On our way to Tashi Yangtse, we halted at Gom Kora, a sacred place blessed by Guru Rinpoche. We prostrated in the Lhakhang. His Excellency, the Chief Justice of Bhutan gave Jinlap Damzey and other presents to old people circumambulating the Lhakhang.








His Excellency the Chief Justice of Bhutan being received by Dasho Dzongda and sector heads of Trashi Yangtse.












Tashi Yangtse is a beautiful place. With the Dzong located at the center, the whole valley in the surrounding appears beatific. 












This is the Thri for Dasho Drangpons in the courts. This is in Wamrong District Court.









This is the house from where our one and only the Chief Justice of Bhutan, Lyonpo Sonam Tobgye comes from. This is his ancestral house in Pema Gatshel.











His Excellency the Chief Justice, Hon'ble Registral General, Dasho Dzongda, Architect and others look at the design of the court in Pema Gatshel.











This Chorten is on the way to Khawar Lhakhang in Pema Gatshel. It is a mighty Chorten with immense architectural designs. 
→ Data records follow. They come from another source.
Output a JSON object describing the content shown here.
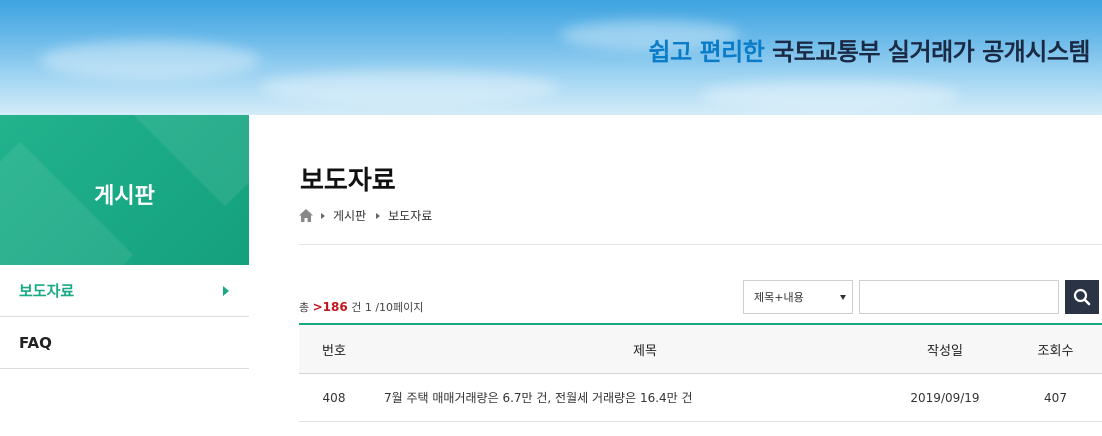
{
  "banner": {
    "highlight": "쉽고 편리한",
    "title": "국토교통부 실거래가 공개시스템"
  },
  "sidebar": {
    "heading": "게시판",
    "items": [
      {
        "label": "보도자료",
        "active": true
      },
      {
        "label": "FAQ",
        "active": false
      }
    ]
  },
  "page": {
    "title": "보도자료",
    "breadcrumb": [
      "게시판",
      "보도자료"
    ]
  },
  "list_info": {
    "prefix": "총",
    "total": ">186",
    "suffix": "건 1 /10페이지"
  },
  "search": {
    "select_value": "제목+내용",
    "input_value": ""
  },
  "table": {
    "headers": {
      "no": "번호",
      "title": "제목",
      "date": "작성일",
      "views": "조회수"
    },
    "rows": [
      {
        "no": "408",
        "title": "7월 주택 매매거래량은 6.7만 건, 전월세 거래량은 16.4만 건",
        "date": "2019/09/19",
        "views": "407"
      }
    ]
  },
  "colors": {
    "accent": "#1aa985",
    "count_highlight": "#c0161d",
    "search_button": "#2b3444"
  },
  "icons": [
    "home-icon",
    "search-icon",
    "chevron-right-icon",
    "dropdown-caret-icon"
  ]
}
His Excellency the Chief Justice donated two Jampelyang statues to two institutes in Pema Gatshel. They were consecrated near the Chorten by the lama of the locality.











Many may think that this is a telephone wire. It is not. This is a water pipe that is pulled to deliver water on the hilltop where there is no water.









On our way, many villagers came to receive Lyonpo. The one with the wine Palang is one of the gups. He is not only talkative but also active. Lyonpo asked him to do Changchoe.










This is Khawar Lhakhang. It is on the top of a mountain. When you reach there, all other mountains that surrounds appear so low. You feel as if you are in the sky.











On our way to Samdrup Jongkhar, I was trying to capture the morning sun rise. Being in a moving car, I had to really tighten my nerves of hand.










This is Tsirang District Court. It is near completion. The painting is going on. 












Dagana is one of the remotest places of Bhutan. This court is built with the vision to cater judicial services to the people there.